A moment of silence passed between the two of us like we were sharing it. That timid tenderness again. A hint of a smile on his lips.
When the shop bell chimed and a second later, Olivia called my name.
She acted surprised to see me, but she knew this meeting was happening. She waved at Katie at the front, but walked straight over to my table.
“Who’s this?” she asked coyly, tossing her head toward Adam.
“This is Adam, he’s our new city manager. We’re working on the summer festival together.” I said this as if it was new information, playing along as if we hadn’t spied on him in a grocery store and stalked his Instagram days ago.
“Oh, are you now?” She raised an eyebrow. “Working with the enemy?”
Adam laughed nervously. What must he think of us Rhodes women? All bright hair and fighting words.
“How’d you win her over?” she asked him, her hand on the back of my chair.
“We signed a truce,” he said. “We are going at this fifty-fifty.”
“He also hired me officially,” I said with a tone of awe in my voice.
“I see you put it in writing.” She glanced down at the contract lying between us. “And, wow, you got very specific.”
“All the mark outs and scribbling is Lucy’s work,” Adam chuckled. “I came in with the proposal, she came in with the demands.”
“Negotiations,” I corrected, my chair scraping against the floor as I turned toward Olivia.
“With men any negotiations from women are viewed as demands.” Olivia rolled her eyes. The scent of freshly baked strawberry scones waft from the café kitchen.
“I’m lucky she’s negotiating with me, honestly,” Adam said, slipping the paperwork back into the folder. “I’m happy she’d even look at this proposal.”
“It’s hilarious to see the festival getting so bureaucratic. It’s always been so small-town with handshake deals and basically running out of Grandma’s kitchen,” Olivia said more to me than to Adam.
His cheeks blazed red. “I don’t want to lose all that small-town heart. I promise,” he said seriously.
“He only wants to lose it by fifty-fifty,” I joked. He didn’t laugh at the joke, instead the muscle in his jaw working overtime as he looked away from me.
Olivia took a sip of my lavender latte as my date from the other night strolled into the shop. Adam waved Victor over and he weaved through the bookshelves to our table.
Victor’s easy demeanor shifted as his eyes met Olivia’s. She was wearing her working Levis and a white tank top. I think she even had a smear of paint across her cheek. But the confident Victor from last night was jittery and quiet by Adam’s side as I introduced the two.

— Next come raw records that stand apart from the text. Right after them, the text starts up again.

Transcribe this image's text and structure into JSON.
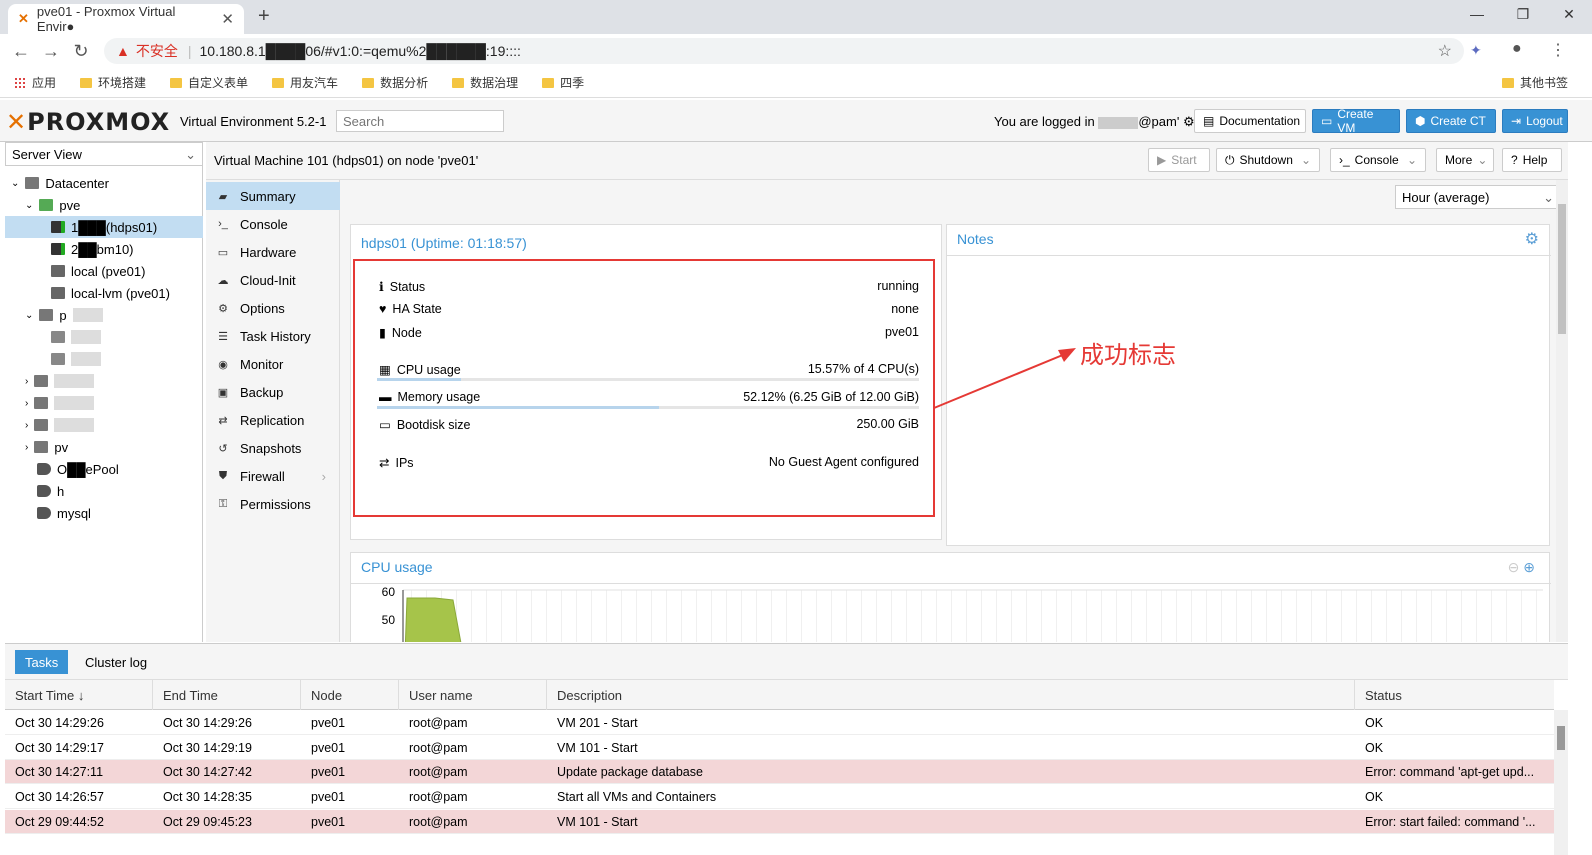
{
  "browser": {
    "tab_title": "pve01 - Proxmox Virtual Envir●",
    "url_warning": "不安全",
    "url": "10.180.8.1████06/#v1:0:=qemu%2██████:19::::",
    "bookmarks": [
      "应用",
      "环境搭建",
      "自定义表单",
      "用友汽车",
      "数据分析",
      "数据治理",
      "四季"
    ],
    "other_bookmarks": "其他书签"
  },
  "header": {
    "logo": "PROXMOX",
    "version": "Virtual Environment 5.2-1",
    "search_placeholder": "Search",
    "login_prefix": "You are logged in",
    "login_suffix": "@pam'",
    "buttons": {
      "documentation": "Documentation",
      "create_vm": "Create VM",
      "create_ct": "Create CT",
      "logout": "Logout"
    }
  },
  "tree": {
    "view": "Server View",
    "datacenter": "Datacenter",
    "nodes": [
      {
        "label": "pve"
      },
      {
        "label": "1███(hdps01)"
      },
      {
        "label": "2██bm10)"
      },
      {
        "label": "local (pve01)"
      },
      {
        "label": "local-lvm (pve01)"
      },
      {
        "label": "p"
      },
      {
        "label": "pv"
      },
      {
        "label": "O██ePool"
      },
      {
        "label": "h"
      },
      {
        "label": "mysql"
      }
    ]
  },
  "vm": {
    "title": "Virtual Machine 101 (hdps01) on node 'pve01'",
    "buttons": {
      "start": "Start",
      "shutdown": "Shutdown",
      "console": "Console",
      "more": "More",
      "help": "Help"
    }
  },
  "nav": [
    "Summary",
    "Console",
    "Hardware",
    "Cloud-Init",
    "Options",
    "Task History",
    "Monitor",
    "Backup",
    "Replication",
    "Snapshots",
    "Firewall",
    "Permissions"
  ],
  "time_select": "Hour (average)",
  "summary": {
    "title": "hdps01 (Uptime: 01:18:57)",
    "rows": {
      "status_label": "Status",
      "status_value": "running",
      "ha_label": "HA State",
      "ha_value": "none",
      "node_label": "Node",
      "node_value": "pve01",
      "cpu_label": "CPU usage",
      "cpu_value": "15.57% of 4 CPU(s)",
      "mem_label": "Memory usage",
      "mem_value": "52.12% (6.25 GiB of 12.00 GiB)",
      "disk_label": "Bootdisk size",
      "disk_value": "250.00 GiB",
      "ips_label": "IPs",
      "ips_value": "No Guest Agent configured"
    },
    "cpu_fraction": 0.1557,
    "mem_fraction": 0.5212
  },
  "notes": {
    "title": "Notes"
  },
  "cpu_chart": {
    "title": "CPU usage",
    "ticks": [
      "60",
      "50"
    ]
  },
  "annotation": "成功标志",
  "tasks": {
    "tabs": [
      "Tasks",
      "Cluster log"
    ],
    "columns": [
      "Start Time ↓",
      "End Time",
      "Node",
      "User name",
      "Description",
      "Status"
    ],
    "rows": [
      {
        "start": "Oct 30 14:29:26",
        "end": "Oct 30 14:29:26",
        "node": "pve01",
        "user": "root@pam",
        "desc": "VM 201 - Start",
        "status": "OK",
        "error": false
      },
      {
        "start": "Oct 30 14:29:17",
        "end": "Oct 30 14:29:19",
        "node": "pve01",
        "user": "root@pam",
        "desc": "VM 101 - Start",
        "status": "OK",
        "error": false
      },
      {
        "start": "Oct 30 14:27:11",
        "end": "Oct 30 14:27:42",
        "node": "pve01",
        "user": "root@pam",
        "desc": "Update package database",
        "status": "Error: command 'apt-get upd...",
        "error": true
      },
      {
        "start": "Oct 30 14:26:57",
        "end": "Oct 30 14:28:35",
        "node": "pve01",
        "user": "root@pam",
        "desc": "Start all VMs and Containers",
        "status": "OK",
        "error": false
      },
      {
        "start": "Oct 29 09:44:52",
        "end": "Oct 29 09:45:23",
        "node": "pve01",
        "user": "root@pam",
        "desc": "VM 101 - Start",
        "status": "Error: start failed: command '...",
        "error": true
      }
    ]
  },
  "colors": {
    "accent": "#3892d4",
    "selection": "#c2ddf2",
    "error_row": "#f3d6d7",
    "annotation": "#e53935",
    "logo_x": "#e57000"
  }
}
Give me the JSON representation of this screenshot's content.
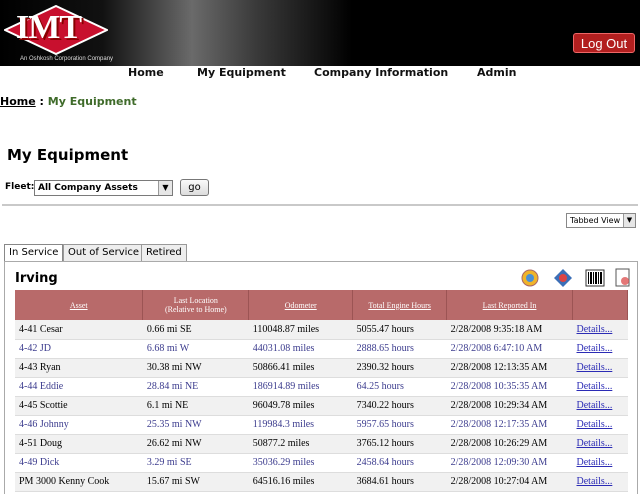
{
  "header": {
    "logo_text": "IMT",
    "logo_subtitle": "An Oshkosh Corporation Company",
    "logout_label": "Log Out"
  },
  "nav": {
    "items": [
      {
        "label": "Home"
      },
      {
        "label": "My Equipment"
      },
      {
        "label": "Company Information"
      },
      {
        "label": "Admin"
      }
    ]
  },
  "breadcrumb": {
    "home": "Home",
    "separator": ":",
    "current": "My Equipment"
  },
  "page": {
    "title": "My Equipment",
    "fleet_label": "Fleet:",
    "fleet_value": "All Company Assets",
    "go_label": "go",
    "view_value": "Tabbed View"
  },
  "tabs": [
    {
      "label": "In Service",
      "active": true
    },
    {
      "label": "Out of Service",
      "active": false
    },
    {
      "label": "Retired",
      "active": false
    }
  ],
  "panel": {
    "title": "Irving",
    "icons": [
      "globe-search-icon",
      "map-icon",
      "barcode-icon",
      "report-icon"
    ]
  },
  "table": {
    "headers": {
      "asset": "Asset",
      "last_location_line1": "Last Location",
      "last_location_line2": "(Relative to Home)",
      "odometer": "Odometer",
      "engine_hours": "Total Engine Hours",
      "last_reported": "Last Reported In"
    },
    "rows": [
      {
        "asset": "4-41 Cesar",
        "location": "0.66 mi SE",
        "odometer": "110048.87 miles",
        "hours": "5055.47 hours",
        "reported": "2/28/2008 9:35:18 AM",
        "details": "Details...",
        "blue": false
      },
      {
        "asset": "4-42 JD",
        "location": "6.68 mi W",
        "odometer": "44031.08 miles",
        "hours": "2888.65 hours",
        "reported": "2/28/2008 6:47:10 AM",
        "details": "Details...",
        "blue": true
      },
      {
        "asset": "4-43 Ryan",
        "location": "30.38 mi NW",
        "odometer": "50866.41 miles",
        "hours": "2390.32 hours",
        "reported": "2/28/2008 12:13:35 AM",
        "details": "Details...",
        "blue": false
      },
      {
        "asset": "4-44 Eddie",
        "location": "28.84 mi NE",
        "odometer": "186914.89 miles",
        "hours": "64.25 hours",
        "reported": "2/28/2008 10:35:35 AM",
        "details": "Details...",
        "blue": true
      },
      {
        "asset": "4-45 Scottie",
        "location": "6.1 mi NE",
        "odometer": "96049.78 miles",
        "hours": "7340.22 hours",
        "reported": "2/28/2008 10:29:34 AM",
        "details": "Details...",
        "blue": false
      },
      {
        "asset": "4-46 Johnny",
        "location": "25.35 mi NW",
        "odometer": "119984.3 miles",
        "hours": "5957.65 hours",
        "reported": "2/28/2008 12:17:35 AM",
        "details": "Details...",
        "blue": true
      },
      {
        "asset": "4-51 Doug",
        "location": "26.62 mi NW",
        "odometer": "50877.2 miles",
        "hours": "3765.12 hours",
        "reported": "2/28/2008 10:26:29 AM",
        "details": "Details...",
        "blue": false
      },
      {
        "asset": "4-49 Dick",
        "location": "3.29 mi SE",
        "odometer": "35036.29 miles",
        "hours": "2458.64 hours",
        "reported": "2/28/2008 12:09:30 AM",
        "details": "Details...",
        "blue": true
      },
      {
        "asset": "PM 3000 Kenny Cook",
        "location": "15.67 mi SW",
        "odometer": "64516.16 miles",
        "hours": "3684.61 hours",
        "reported": "2/28/2008 10:27:04 AM",
        "details": "Details...",
        "blue": false
      }
    ]
  }
}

Olivia announced she was going to go order a drink and Victor seemed to muster up a little courage, joining her at the counter.
When it was just Adam and me again, the silence turned tense, all the mysterious tenderness from earlier gone by now. Like it was drained away with our coffees. Now we were left with empty cups and awkwardness.
We might’ve reached an agreement, but we were both still feeling a little prickly. Overwhelmed by all this new paperwork, or bureaucracy, as Olivia said.
I watched him as he stared thoughtfully down at his phone, serious with his dark hair falling over his eyes. As if reading my thoughts, he looked up at me and said, “You know, sometimes the bureaucracy can help something like this festival.”
“If a part of me didn’t agree, I wouldn’t have signed the contract,” I said honestly, my guard still down a couple of inches from earlier.
He looked over at Victor and Olivia as they chatted with Katie, then leaned in toward the table and whispered, “Are you and Victor…you know…”
“Dating?” I couldn’t stop myself from grinning.
He put up his hands. “I shouldn’t ha?—”
“We’re not dating. The setup was a flop. No fireworks,” I said simply.
“No fireworks,” he echoed, repeating the solution to a math equation.